2ème Partie : la Guerre
C'est là que le film se fait vraiment génial. Dans cet incroyable sens de la métaphore où une cave devient un monde complet. Marko a enfermé ses amis sous terre pour continuer à les exploiter tout en leur faisant croire que les Nazis sont toujours présents.
Tout est dit sans passer par les mots, ce qui donne plus de force au film. Le pouvoir « démocratique » confisqué par un groupe d'hommes sans scrupules qui exploite le peuple en l'enfermant. La manipulation, le mensonge érigé en méthode de gouvernement. La folie n'est plus dans la guerre, elle est la politique elle-même, elle est partout. Et le monde devient baroque.
Le choix des images d'archives est assez significatif également, surtout lorsqu'elles concernent la mort de Tito et les foules mobilisées.
Du coup, sous l'oeil décapant de Kusturica, le doute s'immisce partout. Tout n'est-il pas que manipulation ? Le mensonge n'est-il pas omniprésent ? La frontière entre fiction et réalité est abolie : lorsque Blacky sort du souterrain pour tuer des Nazis en 1961, il tombe en plein tournage d'un film sur... Blacky tué par les Nazis en 1944.
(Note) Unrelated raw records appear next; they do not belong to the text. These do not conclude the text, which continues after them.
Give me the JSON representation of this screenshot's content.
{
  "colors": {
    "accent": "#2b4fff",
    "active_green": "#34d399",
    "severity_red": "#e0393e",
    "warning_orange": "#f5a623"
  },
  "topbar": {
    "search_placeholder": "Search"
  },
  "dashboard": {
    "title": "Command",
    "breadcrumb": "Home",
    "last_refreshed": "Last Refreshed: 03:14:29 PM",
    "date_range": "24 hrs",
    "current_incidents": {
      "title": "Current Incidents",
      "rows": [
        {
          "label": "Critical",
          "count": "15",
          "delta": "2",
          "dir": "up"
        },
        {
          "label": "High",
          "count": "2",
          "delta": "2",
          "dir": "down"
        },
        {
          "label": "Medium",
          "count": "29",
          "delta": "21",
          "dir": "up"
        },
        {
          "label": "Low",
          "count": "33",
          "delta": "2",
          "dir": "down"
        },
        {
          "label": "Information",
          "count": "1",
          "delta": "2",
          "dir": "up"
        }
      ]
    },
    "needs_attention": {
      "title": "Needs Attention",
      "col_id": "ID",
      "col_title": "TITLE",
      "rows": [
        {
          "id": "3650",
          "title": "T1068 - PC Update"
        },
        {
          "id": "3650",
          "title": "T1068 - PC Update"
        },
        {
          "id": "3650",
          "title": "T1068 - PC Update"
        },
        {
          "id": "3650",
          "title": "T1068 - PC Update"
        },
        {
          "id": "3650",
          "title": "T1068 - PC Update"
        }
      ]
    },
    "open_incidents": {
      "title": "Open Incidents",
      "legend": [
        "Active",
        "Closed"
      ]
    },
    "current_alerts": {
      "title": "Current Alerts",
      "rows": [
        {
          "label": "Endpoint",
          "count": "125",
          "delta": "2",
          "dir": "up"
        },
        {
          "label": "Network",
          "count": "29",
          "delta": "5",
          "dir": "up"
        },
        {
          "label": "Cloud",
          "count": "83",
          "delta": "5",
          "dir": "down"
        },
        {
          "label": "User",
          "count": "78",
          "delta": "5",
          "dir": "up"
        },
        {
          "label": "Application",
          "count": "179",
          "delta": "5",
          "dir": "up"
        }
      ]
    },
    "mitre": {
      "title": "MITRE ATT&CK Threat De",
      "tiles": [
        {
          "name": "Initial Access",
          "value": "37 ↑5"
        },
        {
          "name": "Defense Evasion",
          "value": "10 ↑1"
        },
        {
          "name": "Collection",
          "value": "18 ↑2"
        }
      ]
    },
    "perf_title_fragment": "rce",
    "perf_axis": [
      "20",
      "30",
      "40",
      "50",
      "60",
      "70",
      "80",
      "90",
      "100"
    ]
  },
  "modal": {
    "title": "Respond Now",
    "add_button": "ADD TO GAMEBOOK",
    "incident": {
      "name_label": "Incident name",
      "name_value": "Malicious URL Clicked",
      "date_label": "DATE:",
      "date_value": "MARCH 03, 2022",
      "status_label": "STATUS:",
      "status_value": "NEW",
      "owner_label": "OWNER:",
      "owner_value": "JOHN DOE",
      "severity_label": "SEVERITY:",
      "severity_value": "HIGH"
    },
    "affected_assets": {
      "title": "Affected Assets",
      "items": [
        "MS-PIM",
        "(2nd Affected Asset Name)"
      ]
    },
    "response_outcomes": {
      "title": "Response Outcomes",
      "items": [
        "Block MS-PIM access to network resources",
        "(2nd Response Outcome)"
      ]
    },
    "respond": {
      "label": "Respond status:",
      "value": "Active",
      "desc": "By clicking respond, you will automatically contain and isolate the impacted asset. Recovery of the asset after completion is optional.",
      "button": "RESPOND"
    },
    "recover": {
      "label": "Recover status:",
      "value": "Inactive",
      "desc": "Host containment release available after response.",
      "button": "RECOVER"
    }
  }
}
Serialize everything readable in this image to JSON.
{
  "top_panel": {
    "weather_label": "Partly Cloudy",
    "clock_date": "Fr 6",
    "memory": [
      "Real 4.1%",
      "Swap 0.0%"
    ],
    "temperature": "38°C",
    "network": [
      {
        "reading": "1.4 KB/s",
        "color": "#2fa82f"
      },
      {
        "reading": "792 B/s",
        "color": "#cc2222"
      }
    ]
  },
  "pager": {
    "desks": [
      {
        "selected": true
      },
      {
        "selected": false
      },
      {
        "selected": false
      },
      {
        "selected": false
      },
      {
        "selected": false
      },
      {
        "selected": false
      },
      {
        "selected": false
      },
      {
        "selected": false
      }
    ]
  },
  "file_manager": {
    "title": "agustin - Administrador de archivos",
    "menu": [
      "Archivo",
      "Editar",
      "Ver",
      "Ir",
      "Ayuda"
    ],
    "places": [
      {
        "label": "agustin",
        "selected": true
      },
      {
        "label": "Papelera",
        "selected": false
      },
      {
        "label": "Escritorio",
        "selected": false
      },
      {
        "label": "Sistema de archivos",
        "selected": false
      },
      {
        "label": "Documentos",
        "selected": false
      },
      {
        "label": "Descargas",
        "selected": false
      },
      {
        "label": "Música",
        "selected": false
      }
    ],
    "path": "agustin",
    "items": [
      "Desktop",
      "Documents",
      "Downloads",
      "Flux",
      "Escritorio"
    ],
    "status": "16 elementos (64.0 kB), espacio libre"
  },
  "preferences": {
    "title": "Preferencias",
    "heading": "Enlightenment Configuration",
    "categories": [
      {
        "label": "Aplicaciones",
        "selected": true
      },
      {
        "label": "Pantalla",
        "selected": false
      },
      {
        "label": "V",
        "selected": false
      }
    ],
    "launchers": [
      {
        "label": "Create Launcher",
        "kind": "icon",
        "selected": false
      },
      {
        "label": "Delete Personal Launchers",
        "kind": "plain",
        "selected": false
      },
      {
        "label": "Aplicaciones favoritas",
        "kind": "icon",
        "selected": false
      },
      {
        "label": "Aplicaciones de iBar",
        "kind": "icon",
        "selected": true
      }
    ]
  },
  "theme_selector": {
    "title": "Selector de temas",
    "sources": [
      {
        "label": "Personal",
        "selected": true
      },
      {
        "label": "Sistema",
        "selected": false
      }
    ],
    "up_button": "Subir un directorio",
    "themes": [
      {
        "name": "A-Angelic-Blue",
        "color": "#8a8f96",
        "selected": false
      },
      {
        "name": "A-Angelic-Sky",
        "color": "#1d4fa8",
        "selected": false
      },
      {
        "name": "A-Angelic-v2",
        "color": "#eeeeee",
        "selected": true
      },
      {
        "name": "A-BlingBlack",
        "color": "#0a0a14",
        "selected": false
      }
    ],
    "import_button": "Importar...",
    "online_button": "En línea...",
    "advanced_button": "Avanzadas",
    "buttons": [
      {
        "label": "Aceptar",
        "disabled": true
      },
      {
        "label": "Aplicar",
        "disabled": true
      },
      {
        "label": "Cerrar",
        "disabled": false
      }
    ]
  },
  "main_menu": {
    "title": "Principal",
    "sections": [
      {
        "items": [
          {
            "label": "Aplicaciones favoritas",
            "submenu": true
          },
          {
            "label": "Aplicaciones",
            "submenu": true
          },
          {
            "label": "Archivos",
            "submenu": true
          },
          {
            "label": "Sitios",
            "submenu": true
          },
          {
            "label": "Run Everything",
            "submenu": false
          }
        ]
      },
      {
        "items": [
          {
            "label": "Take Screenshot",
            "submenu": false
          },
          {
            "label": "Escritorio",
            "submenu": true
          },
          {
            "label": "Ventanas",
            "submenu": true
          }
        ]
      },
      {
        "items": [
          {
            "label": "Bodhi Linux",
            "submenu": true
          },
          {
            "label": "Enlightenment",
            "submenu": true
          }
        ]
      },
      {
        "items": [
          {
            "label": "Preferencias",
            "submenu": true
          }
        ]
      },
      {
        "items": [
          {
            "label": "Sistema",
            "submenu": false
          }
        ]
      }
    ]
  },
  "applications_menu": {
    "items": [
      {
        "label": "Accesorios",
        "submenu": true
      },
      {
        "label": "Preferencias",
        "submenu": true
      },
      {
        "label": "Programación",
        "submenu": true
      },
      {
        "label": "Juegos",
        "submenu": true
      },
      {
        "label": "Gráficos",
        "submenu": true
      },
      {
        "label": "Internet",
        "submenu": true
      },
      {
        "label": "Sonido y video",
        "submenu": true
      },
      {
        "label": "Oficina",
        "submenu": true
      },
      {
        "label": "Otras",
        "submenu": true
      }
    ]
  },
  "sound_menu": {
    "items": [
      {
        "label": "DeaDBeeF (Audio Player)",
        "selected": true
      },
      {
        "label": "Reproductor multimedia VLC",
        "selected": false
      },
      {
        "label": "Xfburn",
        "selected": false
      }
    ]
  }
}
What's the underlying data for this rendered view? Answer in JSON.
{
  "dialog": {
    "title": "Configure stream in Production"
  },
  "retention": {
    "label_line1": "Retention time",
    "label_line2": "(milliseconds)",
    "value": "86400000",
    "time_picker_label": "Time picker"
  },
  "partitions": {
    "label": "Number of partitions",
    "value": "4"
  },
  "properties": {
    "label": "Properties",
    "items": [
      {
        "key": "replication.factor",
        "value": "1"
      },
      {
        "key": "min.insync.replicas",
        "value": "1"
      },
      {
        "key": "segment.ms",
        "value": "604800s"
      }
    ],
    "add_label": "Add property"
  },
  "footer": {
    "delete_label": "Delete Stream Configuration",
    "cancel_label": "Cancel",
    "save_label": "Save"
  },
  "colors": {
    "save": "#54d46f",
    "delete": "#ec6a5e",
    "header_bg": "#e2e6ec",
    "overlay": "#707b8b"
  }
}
L'un des grands paradoxes du film est dans ce jeu sur la liberté et l'enfermement. Marko, en extérieur, paraît plus enfermé que Blacky et les siens. Il les espionne avec envie, voire même jalousie. Regrets ? Peut-être.
Regrets à coups sûrs chez Natalya. « Je ne peux pas te regarder quand je suis à jeun. »
Regrets d'avoir trahi ? Regret de ne plus être avec eux. Car c'est sous terre que semble être la véritable vie. Là encore, la métaphore est forte, et le cinéaste l'exploite jusqu'au bout. Jusqu'à l'explosion de cette cave, jusqu'au retour vers l'extérieur. Jusqu'à la vérité dévoilée.
Le monde d'Underground est triste, une fois de plus. Et un monde poétique. Dans cette deuxième partie, Kusturica nous réserve des scènes extraordinaires, surtout autour du couple de Iovan.


3ème Partie : la Guerre
Le fin fond de l'horreur. Les énormes machines de guerre, la mort et la destruction. Ces « putains d'enculés de fascistes de merde » qui se perpétuent, changeant de noms selon les époques, mais pas de méthode ni de volonté. Les images fortes, inoubliables, s’enchaînent. Le réseau de routes souterraines. Le sang qui ruisselle le long des parois. Le fauteuil de Marko en flammes.
Et malgré cela, c'est finalement le rêve qui l'emporte. Parce qu'il est impossible qu'un conte se termine mal. Et parce que la vie vue par Kusturica, c'est un conte. Un conte rempli de filles peu farouches ; de virées alcoolisées jusqu'à ne plus tenir debout ; de mariées qui volent au-dessus de la table de banquet, son voile effleurant délicatement les invités ; de singes qui tirent des obus dans un char fabriqué maison ; et surtout de cette fanfare jouant à l'infini les notes entraînantes d'un Goran Bregovic décidément exceptionnel, auteur d'une musique qui deviendra un des symboles de la lutte contre Milosevic (encore un putain d'enculé de fasciste de merde, celui-là).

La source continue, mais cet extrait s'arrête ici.